翌日から、翔人と水瀬は現地A級ハンターとゲート処理に回った。初日はバージニア州のA級ゲート。森に現れたゲートから、Aランクの強化狼型魔物3体——通常より硬く速い——とCランクの装甲蜘蛛型10体が溢れ出す。現地のA級ハンター——大柄な男ジョンと小柄な女性ケイト——が援護に回る。

「Let’s clean this up quick!」

ジョンが叫び、ライフルで蜘蛛を一掃。装甲が硬く弾丸が跳ね返るが、彼の連射が動きを止め、ケイトが電撃でまとめて焼き払う。翔人が突進した。

「『霧影迅』!」

水で加速し、狼の喉を焰刃で切り裂こうとするが、硬い毛皮に弾かれ浅い傷しか残せねぇ。

「くそっ、!」

水瀬が氷の刃で蜘蛛を援護し、冷静に指示する。

「黒桐、狼の動きが速いよ。左から狙って」

「分かってる! 『蒼炎衝』!」

炎と水の螺旋が狼を貫くが、完全には倒れない。すると、ジョンがライフルを捨て、ナイフで狼の首を一閃。ケイトが電撃で残りの2体を瞬時に焼き払う。ゲートが消え、翔人が息を吐く。

「すげぇ速さだな……アメリカのA級、やるじゃん」

ジョンが笑う。

「You’re fast too, kid! But leave the big ones to us!」

「君も速いね、坊主! でもデカいのは俺たちに任せろ、と仰ってます」とサラが訳す。


その週、翔人と水瀬はA級ゲートを次々と回った。メリーランド州で装甲巨人型、ペンシルバニア州で飛行人型魔物と戦い、現地ハンターの速攻に圧倒される。
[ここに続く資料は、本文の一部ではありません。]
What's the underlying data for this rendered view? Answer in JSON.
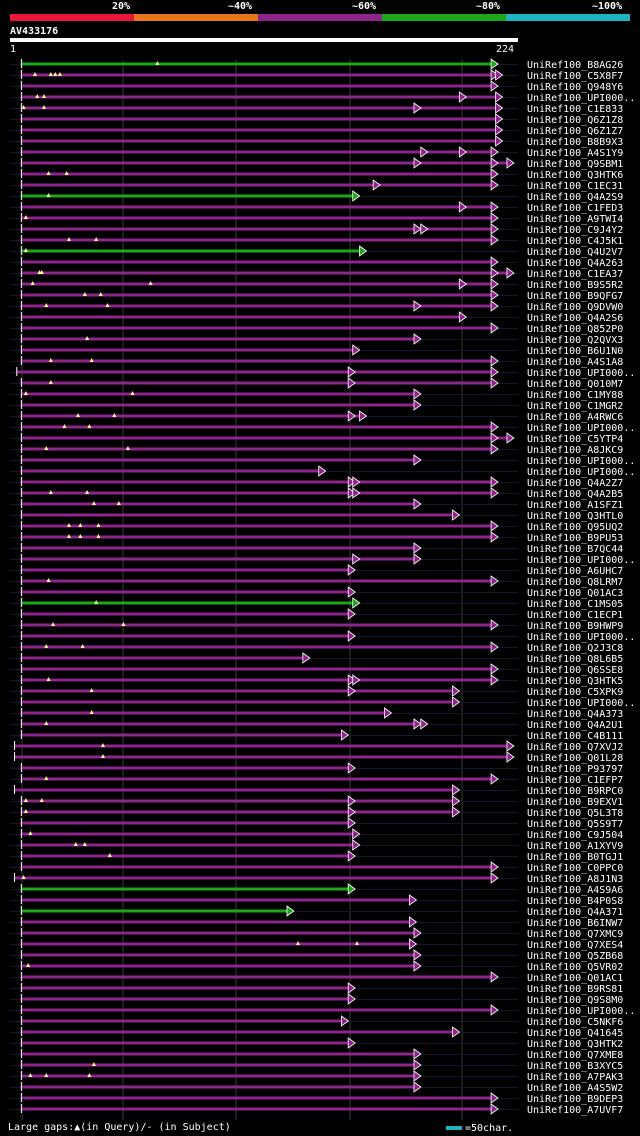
{
  "legend": {
    "labels": [
      "20%",
      "~40%",
      "~60%",
      "~80%",
      "~100%"
    ],
    "colors": [
      "#e8163a",
      "#e8761a",
      "#8d258a",
      "#1da61a",
      "#1fb3bf"
    ]
  },
  "query": {
    "id": "AV433176",
    "start": "1",
    "end": "224"
  },
  "footer": {
    "gaps_text": "Large gaps:▲(in Query)/- (in Subject)",
    "scale_text": "=50char."
  },
  "chart_data": {
    "type": "alignment-overview",
    "query_length": 224,
    "hits": [
      {
        "id": "UniRef100_B8AG26",
        "color": "green",
        "start": 5,
        "end": 213,
        "arrows": [
          213
        ],
        "marks": [
          65
        ]
      },
      {
        "id": "UniRef100_C5X8F7",
        "color": "purple",
        "start": 5,
        "end": 213,
        "arrows": [
          213,
          215
        ],
        "marks": [
          11,
          18,
          20,
          22
        ]
      },
      {
        "id": "UniRef100_Q948Y6",
        "color": "purple",
        "start": 5,
        "end": 213,
        "arrows": [
          213
        ],
        "marks": []
      },
      {
        "id": "UniRef100_UPI000..",
        "color": "purple",
        "start": 5,
        "end": 215,
        "arrows": [
          199,
          215
        ],
        "marks": [
          12,
          15
        ]
      },
      {
        "id": "UniRef100_C1E833",
        "color": "purple",
        "start": 5,
        "end": 215,
        "arrows": [
          179,
          215
        ],
        "marks": [
          6,
          15
        ]
      },
      {
        "id": "UniRef100_Q6Z1Z8",
        "color": "purple",
        "start": 5,
        "end": 215,
        "arrows": [
          215
        ],
        "marks": []
      },
      {
        "id": "UniRef100_Q6Z1Z7",
        "color": "purple",
        "start": 5,
        "end": 215,
        "arrows": [
          215
        ],
        "marks": []
      },
      {
        "id": "UniRef100_B8B9X3",
        "color": "purple",
        "start": 5,
        "end": 215,
        "arrows": [
          215
        ],
        "marks": []
      },
      {
        "id": "UniRef100_A4S1Y9",
        "color": "purple",
        "start": 5,
        "end": 213,
        "arrows": [
          182,
          199,
          213
        ],
        "marks": []
      },
      {
        "id": "UniRef100_Q9SBM1",
        "color": "purple",
        "start": 5,
        "end": 220,
        "arrows": [
          179,
          213,
          220
        ],
        "marks": []
      },
      {
        "id": "UniRef100_Q3HTK6",
        "color": "purple",
        "start": 5,
        "end": 213,
        "arrows": [
          213
        ],
        "marks": [
          17,
          25
        ]
      },
      {
        "id": "UniRef100_C1EC31",
        "color": "purple",
        "start": 5,
        "end": 213,
        "arrows": [
          161,
          213
        ],
        "marks": []
      },
      {
        "id": "UniRef100_Q4A2S9",
        "color": "green",
        "start": 5,
        "end": 152,
        "arrows": [
          152
        ],
        "marks": [
          17
        ]
      },
      {
        "id": "UniRef100_C1FED3",
        "color": "purple",
        "start": 5,
        "end": 213,
        "arrows": [
          199,
          213
        ],
        "marks": []
      },
      {
        "id": "UniRef100_A9TWI4",
        "color": "purple",
        "start": 5,
        "end": 213,
        "arrows": [
          213
        ],
        "marks": [
          7
        ]
      },
      {
        "id": "UniRef100_C9J4Y2",
        "color": "purple",
        "start": 5,
        "end": 213,
        "arrows": [
          179,
          182,
          213
        ],
        "marks": []
      },
      {
        "id": "UniRef100_C4J5K1",
        "color": "purple",
        "start": 5,
        "end": 213,
        "arrows": [
          213
        ],
        "marks": [
          26,
          38
        ]
      },
      {
        "id": "UniRef100_Q4U2V7",
        "color": "green",
        "start": 5,
        "end": 155,
        "arrows": [
          155
        ],
        "marks": [
          7
        ]
      },
      {
        "id": "UniRef100_Q4A263",
        "color": "purple",
        "start": 5,
        "end": 213,
        "arrows": [
          213
        ],
        "marks": []
      },
      {
        "id": "UniRef100_C1EA37",
        "color": "purple",
        "start": 5,
        "end": 220,
        "arrows": [
          213,
          220
        ],
        "marks": [
          13,
          14
        ]
      },
      {
        "id": "UniRef100_B9S5R2",
        "color": "purple",
        "start": 5,
        "end": 213,
        "arrows": [
          199,
          213
        ],
        "marks": [
          10,
          62
        ]
      },
      {
        "id": "UniRef100_B9QFG7",
        "color": "purple",
        "start": 5,
        "end": 213,
        "arrows": [
          213
        ],
        "marks": [
          33,
          40
        ]
      },
      {
        "id": "UniRef100_Q9DVW0",
        "color": "purple",
        "start": 5,
        "end": 213,
        "arrows": [
          179,
          213
        ],
        "marks": [
          16,
          43
        ]
      },
      {
        "id": "UniRef100_Q4A2S6",
        "color": "purple",
        "start": 5,
        "end": 199,
        "arrows": [
          199
        ],
        "marks": []
      },
      {
        "id": "UniRef100_Q852P0",
        "color": "purple",
        "start": 5,
        "end": 213,
        "arrows": [
          213
        ],
        "marks": []
      },
      {
        "id": "UniRef100_Q2QVX3",
        "color": "purple",
        "start": 5,
        "end": 179,
        "arrows": [
          179
        ],
        "marks": [
          34
        ]
      },
      {
        "id": "UniRef100_B6U1N0",
        "color": "purple",
        "start": 5,
        "end": 152,
        "arrows": [
          152
        ],
        "marks": []
      },
      {
        "id": "UniRef100_A4S1A8",
        "color": "purple",
        "start": 5,
        "end": 213,
        "arrows": [
          213
        ],
        "marks": [
          18,
          36
        ]
      },
      {
        "id": "UniRef100_UPI000..",
        "color": "purple",
        "start": 3,
        "end": 213,
        "arrows": [
          150,
          213
        ],
        "marks": []
      },
      {
        "id": "UniRef100_Q010M7",
        "color": "purple",
        "start": 5,
        "end": 213,
        "arrows": [
          150,
          213
        ],
        "marks": [
          18
        ]
      },
      {
        "id": "UniRef100_C1MY88",
        "color": "purple",
        "start": 5,
        "end": 179,
        "arrows": [
          179
        ],
        "marks": [
          7,
          54
        ]
      },
      {
        "id": "UniRef100_C1MGR2",
        "color": "purple",
        "start": 5,
        "end": 179,
        "arrows": [
          179
        ],
        "marks": []
      },
      {
        "id": "UniRef100_A4RWC6",
        "color": "purple",
        "start": 5,
        "end": 155,
        "arrows": [
          150,
          155
        ],
        "marks": [
          30,
          46
        ]
      },
      {
        "id": "UniRef100_UPI000..",
        "color": "purple",
        "start": 5,
        "end": 213,
        "arrows": [
          213
        ],
        "marks": [
          24,
          35
        ]
      },
      {
        "id": "UniRef100_C5YTP4",
        "color": "purple",
        "start": 5,
        "end": 220,
        "arrows": [
          213,
          220
        ],
        "marks": []
      },
      {
        "id": "UniRef100_A8JKC9",
        "color": "purple",
        "start": 5,
        "end": 213,
        "arrows": [
          213
        ],
        "marks": [
          16,
          52
        ]
      },
      {
        "id": "UniRef100_UPI000..",
        "color": "purple",
        "start": 5,
        "end": 179,
        "arrows": [
          179
        ],
        "marks": []
      },
      {
        "id": "UniRef100_UPI000..",
        "color": "purple",
        "start": 5,
        "end": 137,
        "arrows": [
          137
        ],
        "marks": []
      },
      {
        "id": "UniRef100_Q4A2Z7",
        "color": "purple",
        "start": 5,
        "end": 213,
        "arrows": [
          150,
          152,
          213
        ],
        "marks": []
      },
      {
        "id": "UniRef100_Q4A2B5",
        "color": "purple",
        "start": 5,
        "end": 213,
        "arrows": [
          150,
          152,
          213
        ],
        "marks": [
          18,
          34
        ]
      },
      {
        "id": "UniRef100_A1SFZ1",
        "color": "purple",
        "start": 5,
        "end": 179,
        "arrows": [
          179
        ],
        "marks": [
          37,
          48
        ]
      },
      {
        "id": "UniRef100_Q3HTL0",
        "color": "purple",
        "start": 5,
        "end": 196,
        "arrows": [
          196
        ],
        "marks": []
      },
      {
        "id": "UniRef100_Q95UQ2",
        "color": "purple",
        "start": 5,
        "end": 213,
        "arrows": [
          213
        ],
        "marks": [
          26,
          31,
          39
        ]
      },
      {
        "id": "UniRef100_B9PU53",
        "color": "purple",
        "start": 5,
        "end": 213,
        "arrows": [
          213
        ],
        "marks": [
          26,
          31,
          39
        ]
      },
      {
        "id": "UniRef100_B7QC44",
        "color": "purple",
        "start": 5,
        "end": 179,
        "arrows": [
          179
        ],
        "marks": []
      },
      {
        "id": "UniRef100_UPI000..",
        "color": "purple",
        "start": 5,
        "end": 179,
        "arrows": [
          152,
          179
        ],
        "marks": []
      },
      {
        "id": "UniRef100_A6UHC7",
        "color": "purple",
        "start": 5,
        "end": 150,
        "arrows": [
          150
        ],
        "marks": []
      },
      {
        "id": "UniRef100_Q8LRM7",
        "color": "purple",
        "start": 5,
        "end": 213,
        "arrows": [
          213
        ],
        "marks": [
          17
        ]
      },
      {
        "id": "UniRef100_Q01AC3",
        "color": "purple",
        "start": 5,
        "end": 150,
        "arrows": [
          150
        ],
        "marks": []
      },
      {
        "id": "UniRef100_C1MS05",
        "color": "green",
        "start": 5,
        "end": 152,
        "arrows": [
          152
        ],
        "marks": [
          38
        ]
      },
      {
        "id": "UniRef100_C1ECP1",
        "color": "purple",
        "start": 5,
        "end": 150,
        "arrows": [
          150
        ],
        "marks": []
      },
      {
        "id": "UniRef100_B9HWP9",
        "color": "purple",
        "start": 5,
        "end": 213,
        "arrows": [
          213
        ],
        "marks": [
          19,
          50
        ]
      },
      {
        "id": "UniRef100_UPI000..",
        "color": "purple",
        "start": 5,
        "end": 150,
        "arrows": [
          150
        ],
        "marks": []
      },
      {
        "id": "UniRef100_Q2J3C8",
        "color": "purple",
        "start": 5,
        "end": 213,
        "arrows": [
          213
        ],
        "marks": [
          16,
          32
        ]
      },
      {
        "id": "UniRef100_Q8L6B5",
        "color": "purple",
        "start": 5,
        "end": 130,
        "arrows": [
          130
        ],
        "marks": []
      },
      {
        "id": "UniRef100_Q6SSE8",
        "color": "purple",
        "start": 5,
        "end": 213,
        "arrows": [
          213
        ],
        "marks": []
      },
      {
        "id": "UniRef100_Q3HTK5",
        "color": "purple",
        "start": 5,
        "end": 213,
        "arrows": [
          150,
          152,
          213
        ],
        "marks": [
          17
        ]
      },
      {
        "id": "UniRef100_C5XPK9",
        "color": "purple",
        "start": 5,
        "end": 196,
        "arrows": [
          150,
          196
        ],
        "marks": [
          36
        ]
      },
      {
        "id": "UniRef100_UPI000..",
        "color": "purple",
        "start": 5,
        "end": 196,
        "arrows": [
          196
        ],
        "marks": []
      },
      {
        "id": "UniRef100_Q4A373",
        "color": "purple",
        "start": 5,
        "end": 166,
        "arrows": [
          166
        ],
        "marks": [
          36
        ]
      },
      {
        "id": "UniRef100_Q4A2U1",
        "color": "purple",
        "start": 5,
        "end": 182,
        "arrows": [
          179,
          182
        ],
        "marks": [
          16
        ]
      },
      {
        "id": "UniRef100_C4B111",
        "color": "purple",
        "start": 5,
        "end": 147,
        "arrows": [
          147
        ],
        "marks": []
      },
      {
        "id": "UniRef100_Q7XVJ2",
        "color": "purple",
        "start": 2,
        "end": 220,
        "arrows": [
          220
        ],
        "marks": [
          41
        ]
      },
      {
        "id": "UniRef100_Q01L28",
        "color": "purple",
        "start": 2,
        "end": 220,
        "arrows": [
          220
        ],
        "marks": [
          41
        ]
      },
      {
        "id": "UniRef100_P93797",
        "color": "purple",
        "start": 5,
        "end": 150,
        "arrows": [
          150
        ],
        "marks": []
      },
      {
        "id": "UniRef100_C1EFP7",
        "color": "purple",
        "start": 5,
        "end": 213,
        "arrows": [
          213
        ],
        "marks": [
          16
        ]
      },
      {
        "id": "UniRef100_B9RPC0",
        "color": "purple",
        "start": 2,
        "end": 196,
        "arrows": [
          196
        ],
        "marks": []
      },
      {
        "id": "UniRef100_B9EXV1",
        "color": "purple",
        "start": 5,
        "end": 196,
        "arrows": [
          150,
          196
        ],
        "marks": [
          7,
          14
        ]
      },
      {
        "id": "UniRef100_Q5L3T8",
        "color": "purple",
        "start": 5,
        "end": 196,
        "arrows": [
          150,
          196
        ],
        "marks": [
          7
        ]
      },
      {
        "id": "UniRef100_Q5S9T7",
        "color": "purple",
        "start": 5,
        "end": 150,
        "arrows": [
          150
        ],
        "marks": []
      },
      {
        "id": "UniRef100_C9J504",
        "color": "purple",
        "start": 5,
        "end": 152,
        "arrows": [
          152
        ],
        "marks": [
          9
        ]
      },
      {
        "id": "UniRef100_A1XYV9",
        "color": "purple",
        "start": 5,
        "end": 152,
        "arrows": [
          152
        ],
        "marks": [
          29,
          33
        ]
      },
      {
        "id": "UniRef100_B0TGJ1",
        "color": "purple",
        "start": 5,
        "end": 150,
        "arrows": [
          150
        ],
        "marks": [
          44
        ]
      },
      {
        "id": "UniRef100_C0PPC0",
        "color": "purple",
        "start": 5,
        "end": 213,
        "arrows": [
          213
        ],
        "marks": []
      },
      {
        "id": "UniRef100_A8J1N3",
        "color": "purple",
        "start": 2,
        "end": 213,
        "arrows": [
          213
        ],
        "marks": [
          6
        ]
      },
      {
        "id": "UniRef100_A4S9A6",
        "color": "green",
        "start": 5,
        "end": 150,
        "arrows": [
          150
        ],
        "marks": []
      },
      {
        "id": "UniRef100_B4P0S8",
        "color": "purple",
        "start": 5,
        "end": 177,
        "arrows": [
          177
        ],
        "marks": []
      },
      {
        "id": "UniRef100_Q4A371",
        "color": "green",
        "start": 5,
        "end": 123,
        "arrows": [
          123
        ],
        "marks": []
      },
      {
        "id": "UniRef100_B6INW7",
        "color": "purple",
        "start": 5,
        "end": 177,
        "arrows": [
          177
        ],
        "marks": []
      },
      {
        "id": "UniRef100_Q7XMC9",
        "color": "purple",
        "start": 5,
        "end": 179,
        "arrows": [
          179
        ],
        "marks": []
      },
      {
        "id": "UniRef100_Q7XES4",
        "color": "purple",
        "start": 5,
        "end": 177,
        "arrows": [
          177
        ],
        "marks": [
          127,
          153
        ]
      },
      {
        "id": "UniRef100_Q5ZB68",
        "color": "purple",
        "start": 5,
        "end": 179,
        "arrows": [
          179
        ],
        "marks": []
      },
      {
        "id": "UniRef100_Q5VR02",
        "color": "purple",
        "start": 5,
        "end": 179,
        "arrows": [
          179
        ],
        "marks": [
          8
        ]
      },
      {
        "id": "UniRef100_Q01AC1",
        "color": "purple",
        "start": 5,
        "end": 213,
        "arrows": [
          213
        ],
        "marks": []
      },
      {
        "id": "UniRef100_B9RS81",
        "color": "purple",
        "start": 5,
        "end": 150,
        "arrows": [
          150
        ],
        "marks": []
      },
      {
        "id": "UniRef100_Q9S8M0",
        "color": "purple",
        "start": 5,
        "end": 150,
        "arrows": [
          150
        ],
        "marks": []
      },
      {
        "id": "UniRef100_UPI000..",
        "color": "purple",
        "start": 5,
        "end": 213,
        "arrows": [
          213
        ],
        "marks": []
      },
      {
        "id": "UniRef100_C5NKF6",
        "color": "purple",
        "start": 5,
        "end": 147,
        "arrows": [
          147
        ],
        "marks": []
      },
      {
        "id": "UniRef100_Q41645",
        "color": "purple",
        "start": 5,
        "end": 196,
        "arrows": [
          196
        ],
        "marks": []
      },
      {
        "id": "UniRef100_Q3HTK2",
        "color": "purple",
        "start": 5,
        "end": 150,
        "arrows": [
          150
        ],
        "marks": []
      },
      {
        "id": "UniRef100_Q7XME8",
        "color": "purple",
        "start": 5,
        "end": 179,
        "arrows": [
          179
        ],
        "marks": []
      },
      {
        "id": "UniRef100_B3XYC5",
        "color": "purple",
        "start": 5,
        "end": 179,
        "arrows": [
          179
        ],
        "marks": [
          37
        ]
      },
      {
        "id": "UniRef100_A7PAK3",
        "color": "purple",
        "start": 5,
        "end": 179,
        "arrows": [
          179
        ],
        "marks": [
          9,
          16,
          35
        ]
      },
      {
        "id": "UniRef100_A4S5W2",
        "color": "purple",
        "start": 5,
        "end": 179,
        "arrows": [
          179
        ],
        "marks": []
      },
      {
        "id": "UniRef100_B9DEP3",
        "color": "purple",
        "start": 5,
        "end": 213,
        "arrows": [
          213
        ],
        "marks": []
      },
      {
        "id": "UniRef100_A7UVF7",
        "color": "purple",
        "start": 5,
        "end": 213,
        "arrows": [
          213
        ],
        "marks": []
      }
    ]
  }
}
S級3人も顔を見せ、マーカスが鉄壁の防御で魔物を抑え、リサが嵐のような攻撃で一掃、ビクターが影から奇襲で仕留める。ハドソンは銃をぶっ放し、SS級の貫禄を見せつけた。

「すげぇ……これがアメリカの力か」

「私たちも負けてられないでしょ」と水瀬が呟く。


1週間が終わり、本部に戻った夜、ハドソンが声をかけた。

「You two held up damn well! Tomorrow’s rest day, but next up’s an S-rank gate. Ready to step up?」

「君たち、よくやってくれた! 明日は休息日だ。次はS級ゲートだぜ。準備できてるか?と仰ってます」とサラが訳す。翔人がニヤリと笑う。

「待ってましたって感じだ。焰刃の出番だな」

水瀬が頷く。

「了解。全力でいこう」

アメリカの地で、翔人と水瀬の戦いが本格化する前夜、クロノファージの影が迫る中、熱と氷のコンビが新大陸で一息ついた。